Batteries With Your Solar? Some Regions Are Going All In
By Kristy Hoare on in Solar Battery Information
When I’m chatting with solar installers around the country, I always ask the same question:
“So… roughly what percentage of your installs include a battery?”
I’ve heard everything from 20% to 60%. And it started to feel more than just company-to-company variation. It felt regional.
So I dug into the 2025 data… and the numbers are telling.
A quick rewind
Ten years ago, grid-connected solar plus batteries basically weren’t a thing in New Zealand.
Then the first Tesla Powerwall landed and changed the tone of the conversation. Lithium-ion storage that wasn’t clunky, wasn’t industrial-looking, and actually felt usable. Add in a slick app and suddenly people weren’t just buying solar - they were buying control.
Now when a company tells me 40% of their installations include batteries, I genuinely think: wow.
That’s not fringe anymore. That’s mainstreaming.
So what does the data say?
I looked at all residential grid-connected solar installations completed in 2025 and compared two datasets - systems installed with batteries and systems installed without. The numbers come straight from the Electricity Authority.
And the regional differences are fascinating.
Gisborne – 76%
Gisborne leads the country by a long way. Three out of every four new solar systems there included a battery. Not hugely surprising. It’s one of the more remote regions, and it’s taken a battering in recent years from severe weather. When you’ve experienced outages, resilience shifts from “nice to have” to “non-negotiable”.
Hawke’s Bay – 53%
Hawke’s Bay sits just behind Gisborne. After Cyclone Gabrielle, I wrote stories about households that lost power for extended periods but were able to keep fridges running and devices charged because they had solar plus storage.

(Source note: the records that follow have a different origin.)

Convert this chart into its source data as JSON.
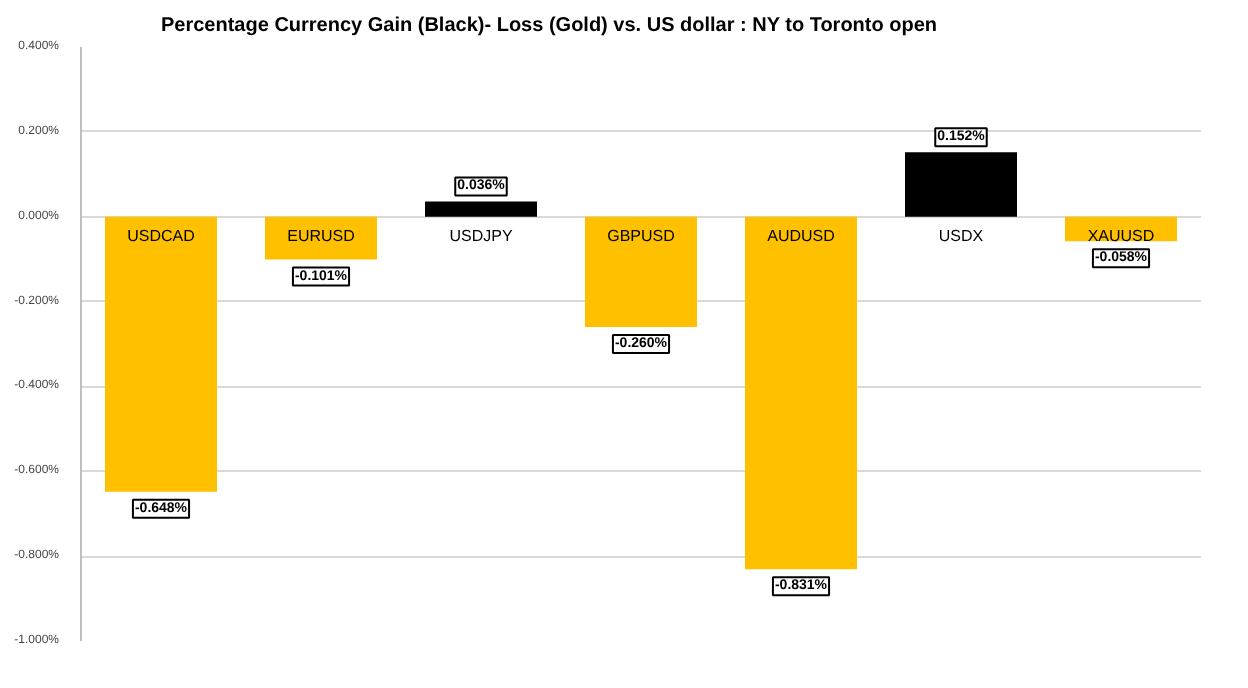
{
  "chart_data": {
    "type": "bar",
    "title": "Percentage Currency  Gain (Black)- Loss (Gold)  vs. US dollar :  NY  to Toronto  open",
    "categories": [
      "USDCAD",
      "EURUSD",
      "USDJPY",
      "GBPUSD",
      "AUDUSD",
      "USDX",
      "XAUUSD"
    ],
    "values": [
      -0.648,
      -0.101,
      0.036,
      -0.26,
      -0.831,
      0.152,
      -0.058
    ],
    "colors": [
      "#ffc000",
      "#ffc000",
      "#000000",
      "#ffc000",
      "#ffc000",
      "#000000",
      "#ffc000"
    ],
    "value_labels": [
      "-0.648%",
      "-0.101%",
      "0.036%",
      "-0.260%",
      "-0.831%",
      "0.152%",
      "-0.058%"
    ],
    "ylim": [
      -1.0,
      0.4
    ],
    "yticks": [
      {
        "value": -1.0,
        "label": "-1.000%"
      },
      {
        "value": -0.8,
        "label": "-0.800%"
      },
      {
        "value": -0.6,
        "label": "-0.600%"
      },
      {
        "value": -0.4,
        "label": "-0.400%"
      },
      {
        "value": -0.2,
        "label": "-0.200%"
      },
      {
        "value": 0,
        "label": "0.000%"
      },
      {
        "value": 0.2,
        "label": "0.200%"
      },
      {
        "value": 0.4,
        "label": "0.400%"
      }
    ],
    "grid": "y"
  }
}
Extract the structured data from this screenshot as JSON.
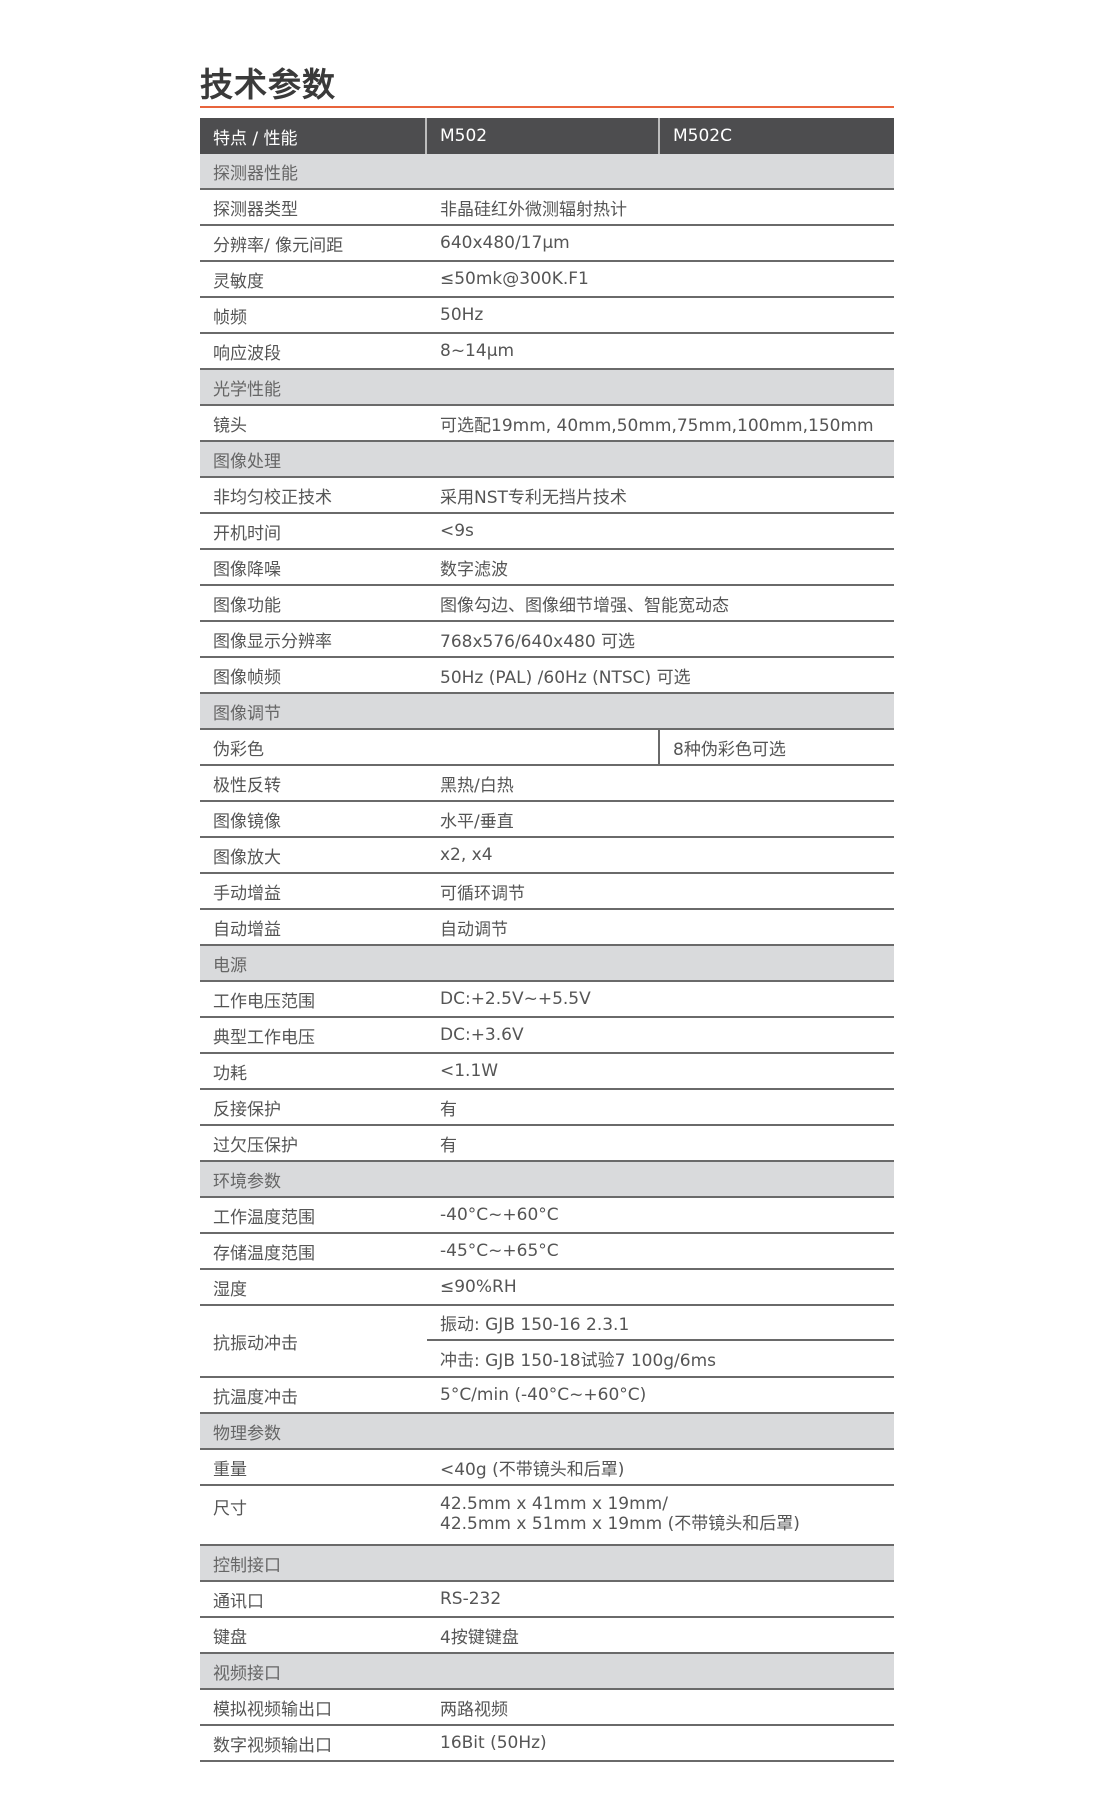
{
  "title": "技术参数",
  "colors": {
    "accent": "#e8643c",
    "header_bg": "#4d4d4f",
    "section_bg": "#d9dadc"
  },
  "header": [
    "特点 / 性能",
    "M502",
    "M502C"
  ],
  "rows": [
    {
      "type": "section",
      "label": "探测器性能"
    },
    {
      "type": "row",
      "label": "探测器类型",
      "value": "非晶硅红外微测辐射热计"
    },
    {
      "type": "row",
      "label": "分辨率/ 像元间距",
      "value": "640x480/17µm"
    },
    {
      "type": "row",
      "label": "灵敏度",
      "value": "≤50mk@300K.F1"
    },
    {
      "type": "row",
      "label": "帧频",
      "value": "50Hz"
    },
    {
      "type": "row",
      "label": "响应波段",
      "value": "8~14µm"
    },
    {
      "type": "section",
      "label": "光学性能"
    },
    {
      "type": "row",
      "label": "镜头",
      "value": "可选配19mm, 40mm,50mm,75mm,100mm,150mm"
    },
    {
      "type": "section",
      "label": "图像处理"
    },
    {
      "type": "row",
      "label": "非均匀校正技术",
      "value": "采用NST专利无挡片技术"
    },
    {
      "type": "row",
      "label": "开机时间",
      "value": "<9s"
    },
    {
      "type": "row",
      "label": "图像降噪",
      "value": "数字滤波"
    },
    {
      "type": "row",
      "label": "图像功能",
      "value": "图像勾边、图像细节增强、智能宽动态"
    },
    {
      "type": "row",
      "label": "图像显示分辨率",
      "value": "768x576/640x480 可选"
    },
    {
      "type": "row",
      "label": "图像帧频",
      "value": "50Hz (PAL) /60Hz (NTSC) 可选"
    },
    {
      "type": "section",
      "label": "图像调节"
    },
    {
      "type": "split",
      "label": "伪彩色",
      "value_m502": "",
      "value_m502c": "8种伪彩色可选"
    },
    {
      "type": "row",
      "label": "极性反转",
      "value": "黑热/白热"
    },
    {
      "type": "row",
      "label": "图像镜像",
      "value": "水平/垂直"
    },
    {
      "type": "row",
      "label": "图像放大",
      "value": "x2, x4"
    },
    {
      "type": "row",
      "label": "手动增益",
      "value": "可循环调节"
    },
    {
      "type": "row",
      "label": "自动增益",
      "value": "自动调节"
    },
    {
      "type": "section",
      "label": "电源"
    },
    {
      "type": "row",
      "label": "工作电压范围",
      "value": "DC:+2.5V~+5.5V"
    },
    {
      "type": "row",
      "label": "典型工作电压",
      "value": "DC:+3.6V"
    },
    {
      "type": "row",
      "label": "功耗",
      "value": "<1.1W"
    },
    {
      "type": "row",
      "label": "反接保护",
      "value": "有"
    },
    {
      "type": "row",
      "label": "过欠压保护",
      "value": "有"
    },
    {
      "type": "section",
      "label": "环境参数"
    },
    {
      "type": "row",
      "label": "工作温度范围",
      "value": "-40°C~+60°C"
    },
    {
      "type": "row",
      "label": "存储温度范围",
      "value": "-45°C~+65°C"
    },
    {
      "type": "row",
      "label": "湿度",
      "value": "≤90%RH"
    },
    {
      "type": "multi",
      "label": "抗振动冲击",
      "values": [
        "振动: GJB 150-16 2.3.1",
        "冲击: GJB 150-18试验7 100g/6ms"
      ]
    },
    {
      "type": "row",
      "label": "抗温度冲击",
      "value": "5°C/min (-40°C~+60°C)"
    },
    {
      "type": "section",
      "label": "物理参数"
    },
    {
      "type": "row",
      "label": "重量",
      "value": "<40g (不带镜头和后罩)"
    },
    {
      "type": "tall",
      "label": "尺寸",
      "values": [
        "42.5mm x 41mm x 19mm/",
        "42.5mm x 51mm x 19mm (不带镜头和后罩)"
      ]
    },
    {
      "type": "section",
      "label": "控制接口"
    },
    {
      "type": "row",
      "label": "通讯口",
      "value": "RS-232"
    },
    {
      "type": "row",
      "label": "键盘",
      "value": "4按键键盘"
    },
    {
      "type": "section",
      "label": "视频接口"
    },
    {
      "type": "row",
      "label": "模拟视频输出口",
      "value": "两路视频"
    },
    {
      "type": "row",
      "label": "数字视频输出口",
      "value": "16Bit (50Hz)"
    }
  ]
}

You don’t forget a storm like Cyclone Gabrielle that you experience quickly.
Southland - 41%
Hitting the highest rate in the South Island is Southland. From conversations with World Solar in Invercargill, there’s a real sense that Southlanders value energy resilience. It’s less about bells and whistles and more about keeping the lights on when it matters.
The laggards
Manawatu-Whanganui is currently sitting lower. But after the storms hitting them at the start of this year, I’d be very curious to see what the 2026 data looks like. These things often move after an event.
Canterbury is the lowest at 22%. Solar demand there is strong - very strong. My guess? A strong focus on reducing power bills. When electricity prices bite, ROI thinking dominates. “How fast does this pay back?” often wins over “What happens if the grid goes down?”
A couple of important notes
The Electricity Authority only started properly surveying this in 2023.
Also, this is grid-connected data only. There are plenty of off-grid solar + battery systems around New Zealand, but those aren’t captured in this dataset.
So what’s driving it?
Two big forces:
- Resilience thinking – Severe weather is changing behaviour. When the lights go out, people remember.
- Economics – As battery prices continue to fall, the maths improves.
But there’s tension here.
If electricity prices keep climbing, solar-only may remain attractive as the quickest payback play. If storms and outages increase, resilience may dominate decision-making.
My gut says battery uptake will keep rising.
We’re past the point where storage feels exotic. It’s increasingly feeling like the natural companion to solar - like ordering the burger and saying “yes” when they ask, “do you want fries with that?”
And region by region, you can see how lived experience is shaping that decision.